RBI cuts repo rate, now it is for banks to slash lending rates
That said even the RBI agrees that the ‘picture of a steadily recovering economy appears right’. It’s now over to the banks to cut rates and for companies to raise capital and expand.comment Updated: Mar 05, 2015 01:17 IST
The second cut in the short-term lending rate by the Reserve Bank of India (RBI) in as many months comes bundled with widespread anticipation that these would eventually percolate down to the end borrower. The quarter percentage point cut in the repo rate, at which the central bank lends money to commercial banks, at 7.5% is now 1.5 percentage points lower than its peak of 9%. Hopes have sprung anew that banks will finally begin unwinding the high equated monthly instalments (EMIs) that home loan borrowers have been forced to cough up over the last three years. RBI governor Raghuram Rajan had kept interest rates high for the most part of the last 18 months withstanding mounting pressure from different quarters.
Mr Rajan’s latest action stands out from his previous ones in two aspects. This is the first decision on interest rates after the RBI and the government’s agreement on adopting a monetary policy framework which makes taming inflation the primary task of the bank’s policy choices. Inflation targeting has set a new retail inflation target of below 6% by January 2016 and 4% by March 2017. With the consumer price index inflation at 5.1%, the RBI reckons the price line will unlikely raise its ugly head beyond manageable limits in the coming months. Second, the latest move comes after the NDA government’s first full budget, which lays down a fiscal consolidation roadmap. A lower fiscal deficit is vital to increasing household savings and making more funds available for the private sector and push investment. A high fiscal deficit —the amount of money the government borrows to fund its expenses — can ‘crowd out’ the private sector from the credit market by shrinking banks’ pool of lendable resources to industry and households.

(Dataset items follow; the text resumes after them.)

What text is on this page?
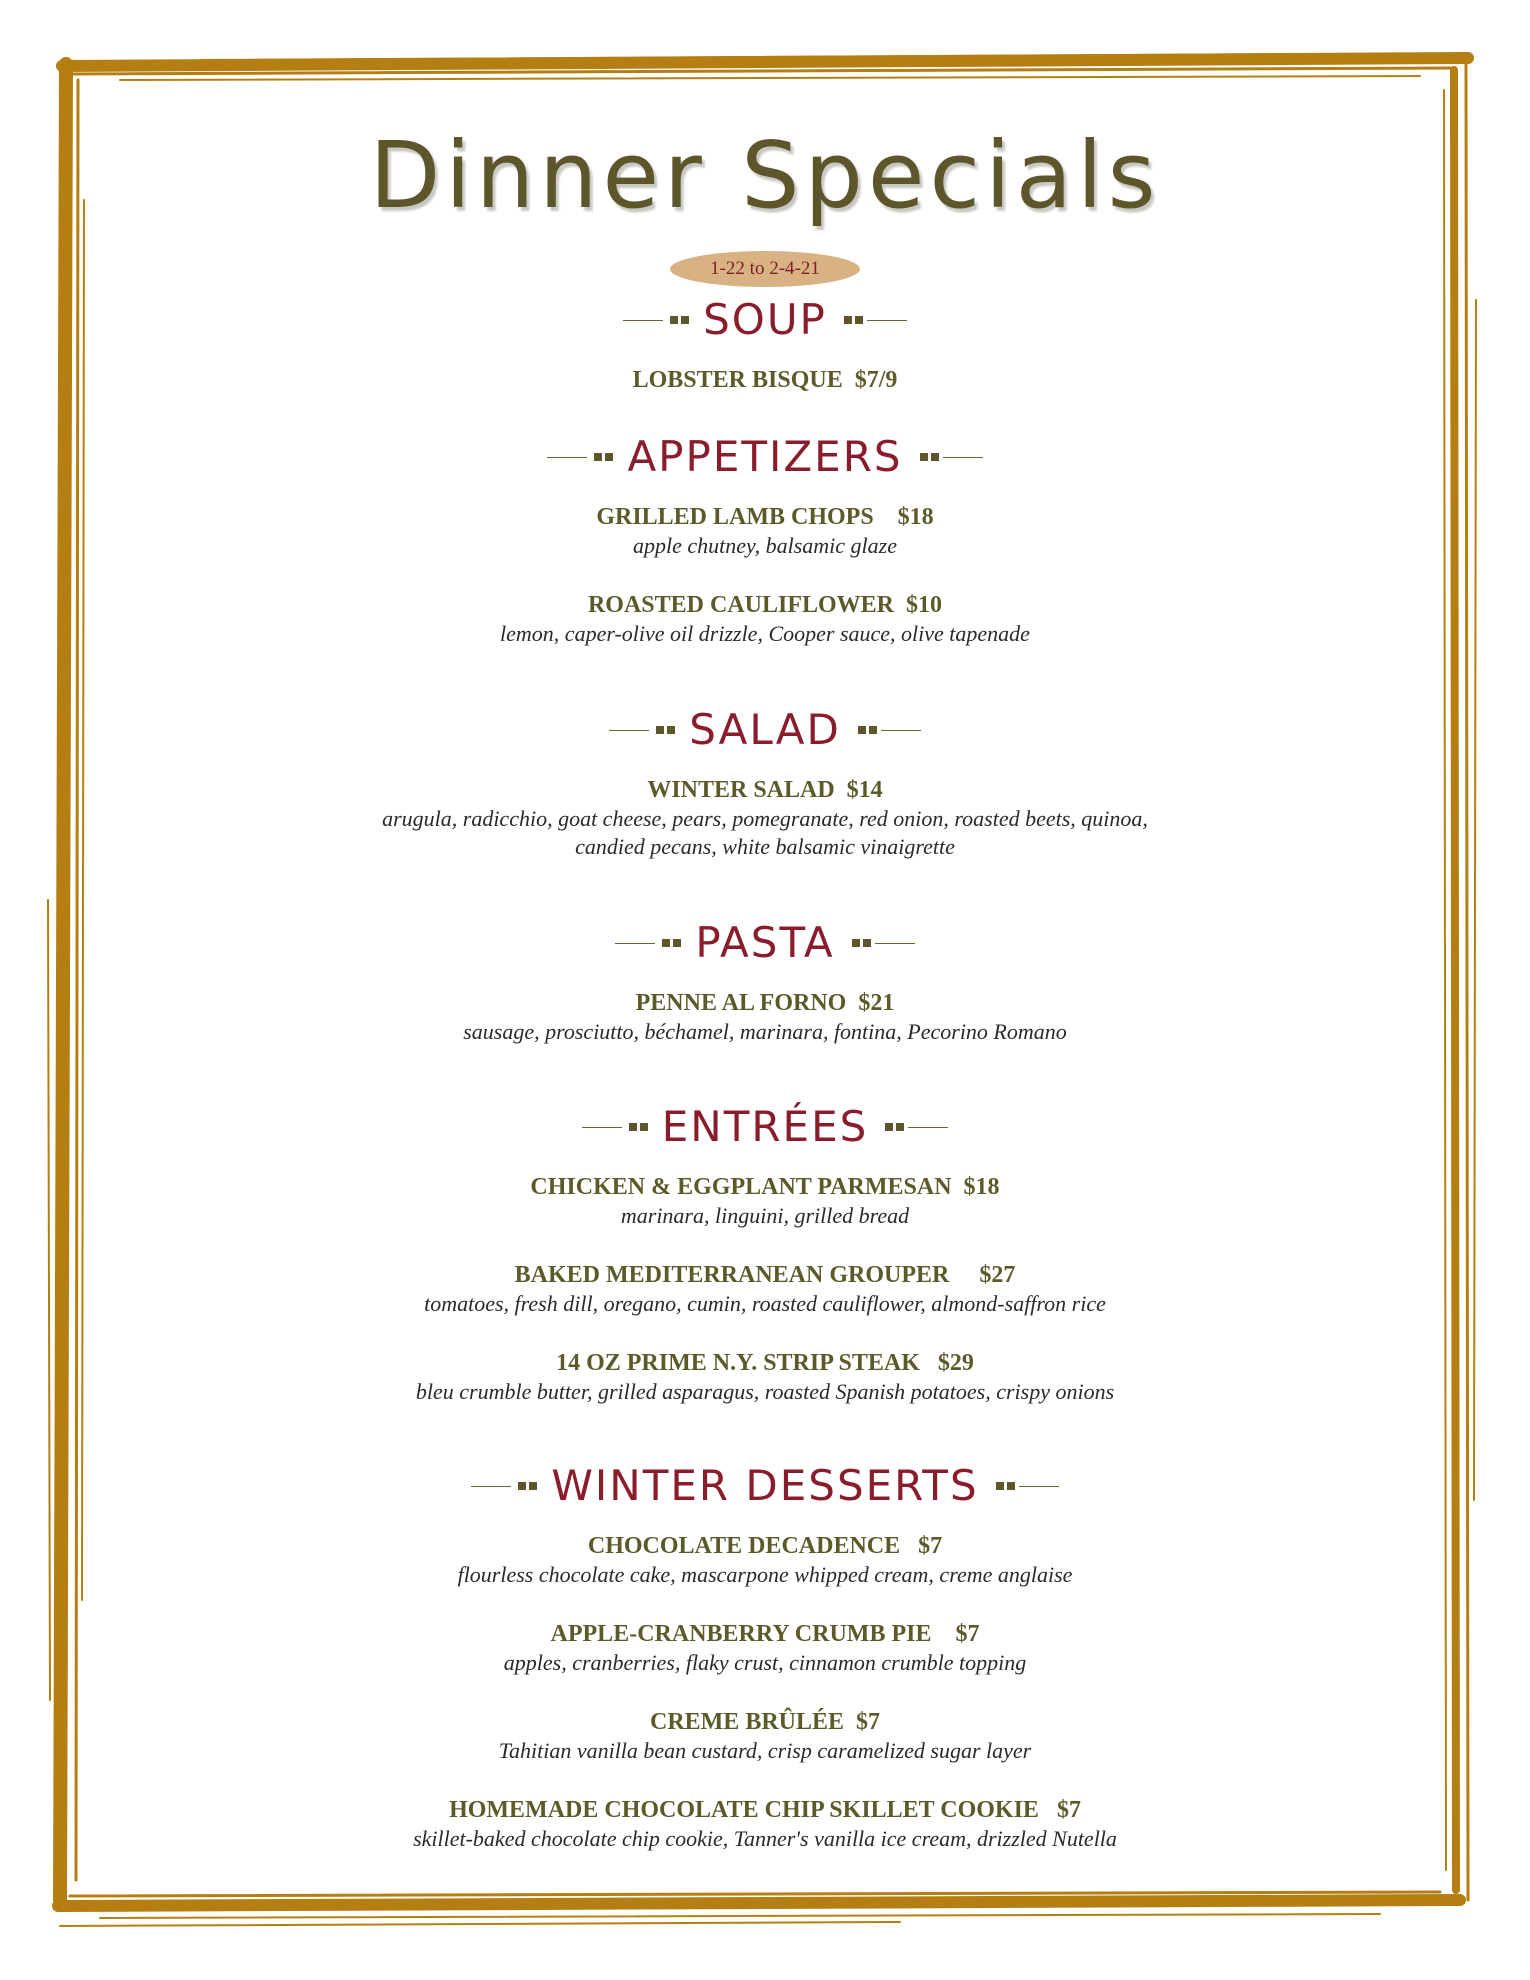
Dinner Specials
1-22 to 2-4-21
SOUP
LOBSTER BISQUE  $7/9
APPETIZERS
GRILLED LAMB CHOPS    $18
apple chutney, balsamic glaze
ROASTED CAULIFLOWER  $10
lemon, caper-olive oil drizzle, Cooper sauce, olive tapenade
SALAD
WINTER SALAD  $14
arugula, radicchio, goat cheese, pears, pomegranate, red onion, roasted beets, quinoa,
candied pecans, white balsamic vinaigrette
PASTA
PENNE AL FORNO  $21
sausage, prosciutto, béchamel, marinara, fontina, Pecorino Romano
ENTRÉES
CHICKEN & EGGPLANT PARMESAN  $18
marinara, linguini, grilled bread
BAKED MEDITERRANEAN GROUPER     $27
tomatoes, fresh dill, oregano, cumin, roasted cauliflower, almond-saffron rice
14 OZ PRIME N.Y. STRIP STEAK   $29
bleu crumble butter, grilled asparagus, roasted Spanish potatoes, crispy onions
WINTER DESSERTS
CHOCOLATE DECADENCE   $7
flourless chocolate cake, mascarpone whipped cream, creme anglaise
APPLE-CRANBERRY CRUMB PIE    $7
apples, cranberries, flaky crust, cinnamon crumble topping
CREME BRÛLÉE  $7
Tahitian vanilla bean custard, crisp caramelized sugar layer
HOMEMADE CHOCOLATE CHIP SKILLET COOKIE   $7
skillet-baked chocolate chip cookie, Tanner's vanilla ice cream, drizzled Nutella
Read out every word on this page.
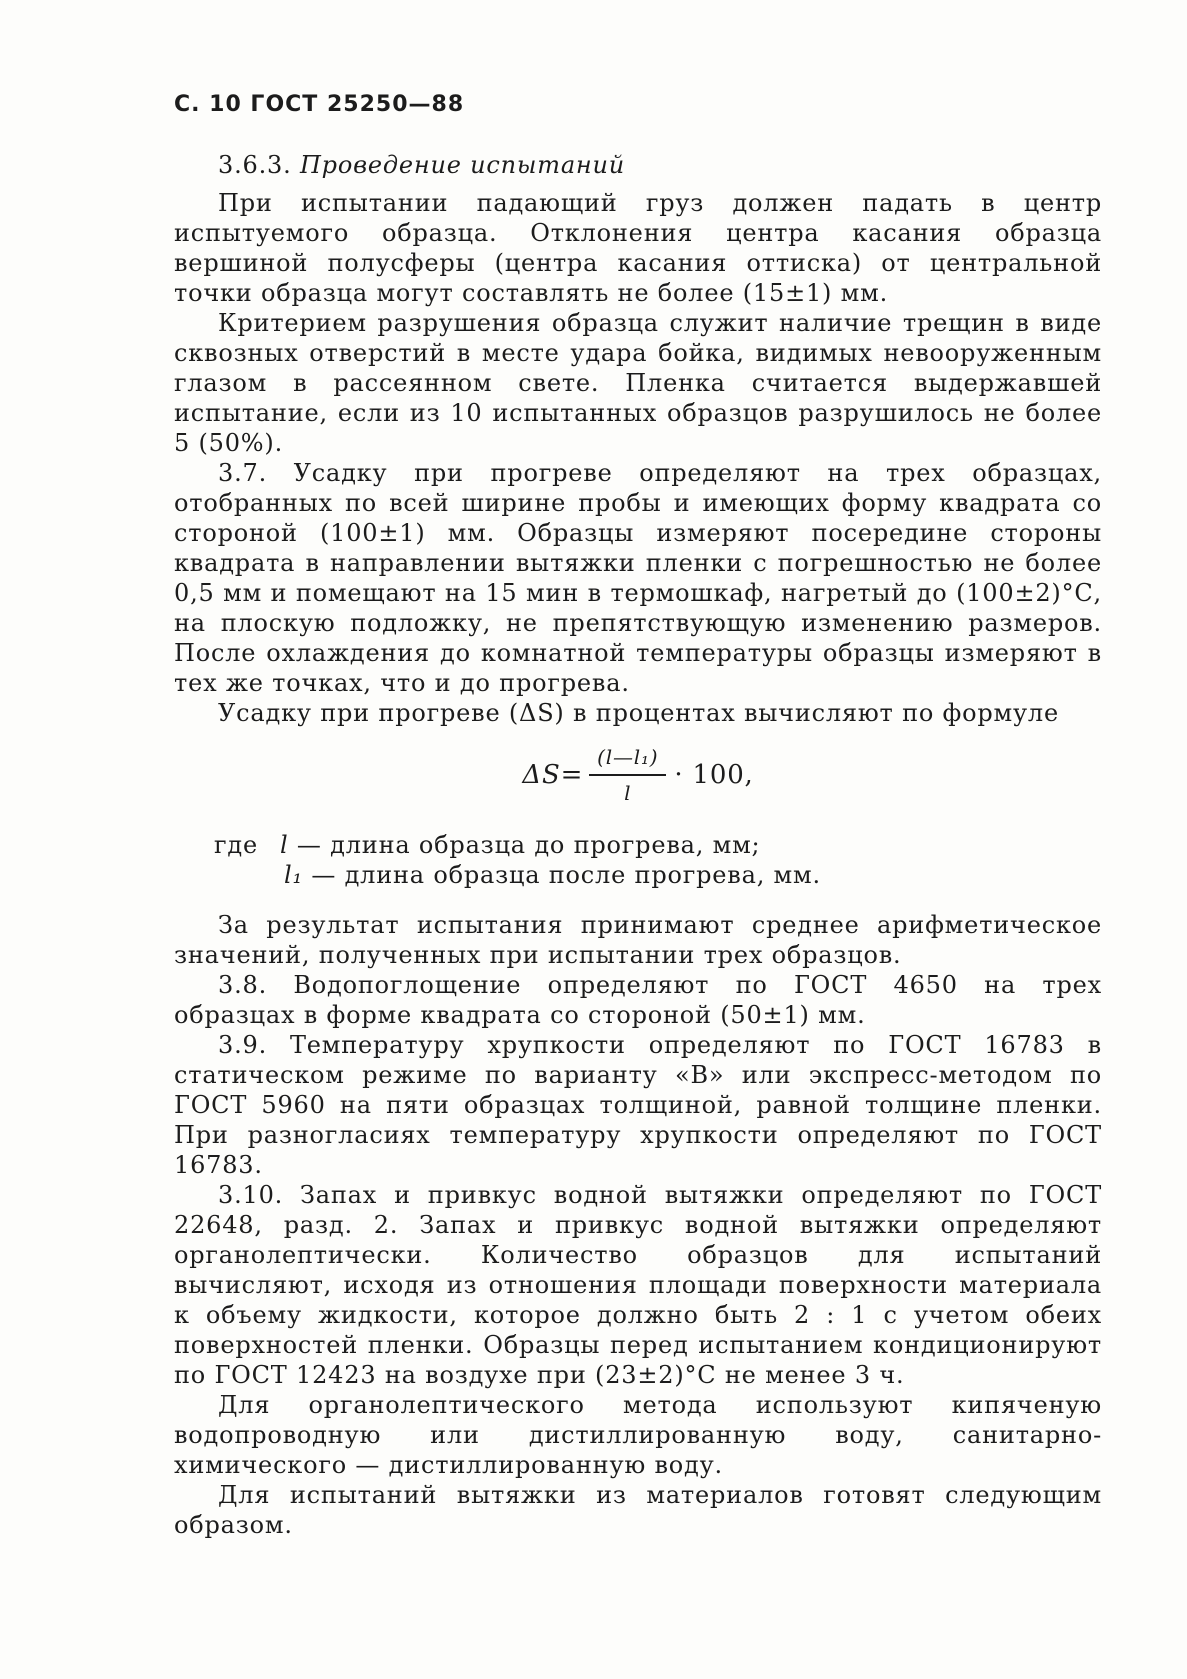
С. 10 ГОСТ 25250—88

3.6.3. Проведение испытаний

При испытании падающий груз должен падать в центр испытуемого образца. Отклонения центра касания образца вершиной полусферы (центра касания оттиска) от центральной точки образца могут составлять не более (15±1) мм.

Критерием разрушения образца служит наличие трещин в виде сквозных отверстий в месте удара бойка, видимых невооруженным глазом в рассеянном свете. Пленка считается выдержавшей испытание, если из 10 испытанных образцов разрушилось не более 5 (50%).

3.7. Усадку при прогреве определяют на трех образцах, отобранных по всей ширине пробы и имеющих форму квадрата со стороной (100±1) мм. Образцы измеряют посередине стороны квадрата в направлении вытяжки пленки с погрешностью не более 0,5 мм и помещают на 15 мин в термошкаф, нагретый до (100±2)°С, на плоскую подложку, не препятствующую изменению размеров. После охлаждения до комнатной температуры образцы измеряют в тех же точках, что и до прогрева.

Усадку при прогреве (ΔS) в процентах вычисляют по формуле

$\Delta S= \frac{\text{(l—l₁)}}{l} \cdot 100$,
где l
— длина образца до прогрева, мм;
l₁
— длина образца после прогрева, мм.

За результат испытания принимают среднее арифметическое значений, полученных при испытании трех образцов.

3.8. Водопоглощение определяют по ГОСТ 4650 на трех образцах в форме квадрата со стороной (50±1) мм.

3.9. Температуру хрупкости определяют по ГОСТ 16783 в статическом режиме по варианту «В» или экспресс-методом по ГОСТ 5960 на пяти образцах толщиной, равной толщине пленки. При разногласиях температуру хрупкости определяют по ГОСТ 16783.

3.10. Запах и привкус водной вытяжки определяют по ГОСТ 22648, разд. 2. Запах и привкус водной вытяжки определяют органолептически. Количество образцов для испытаний вычисляют, исходя из отношения площади поверхности материала к объему жидкости, которое должно быть 2 : 1 с учетом обеих поверхностей пленки. Образцы перед испытанием кондиционируют по ГОСТ 12423 на воздухе при (23±2)°С не менее 3 ч.

Для органолептического метода используют кипяченую водопроводную или дистиллированную воду, санитарно-химического — дистиллированную воду.

Для испытаний вытяжки из материалов готовят следующим образом.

There are, however, a few caveats, which Mr Rajan has sounded out. The RBI reckons that India’s GDP — or the aggregate value of all goods and services produced in the country — will likely grow faster than last year, but by no means does this necessarily mean that the recovery will be decidedly V-shaped. The government’s revised statistics estimate that the GDP would grow by 7.4% in 2014-15, but as the RBI obliquely hinted, few questions loomed over the new methodology, as the findings are at odds with still-low direct measures of growth of production, credit, imports and capacity utilisation. Inflation, too, could again stutter to rise if oil prices continue to firm up, or the summer rains play truant again this year. That said even the RBI agrees that the ‘picture of a steadily recovering economy appears right’. It’s now over to the banks to cut rates and for companies to raise capital and expand.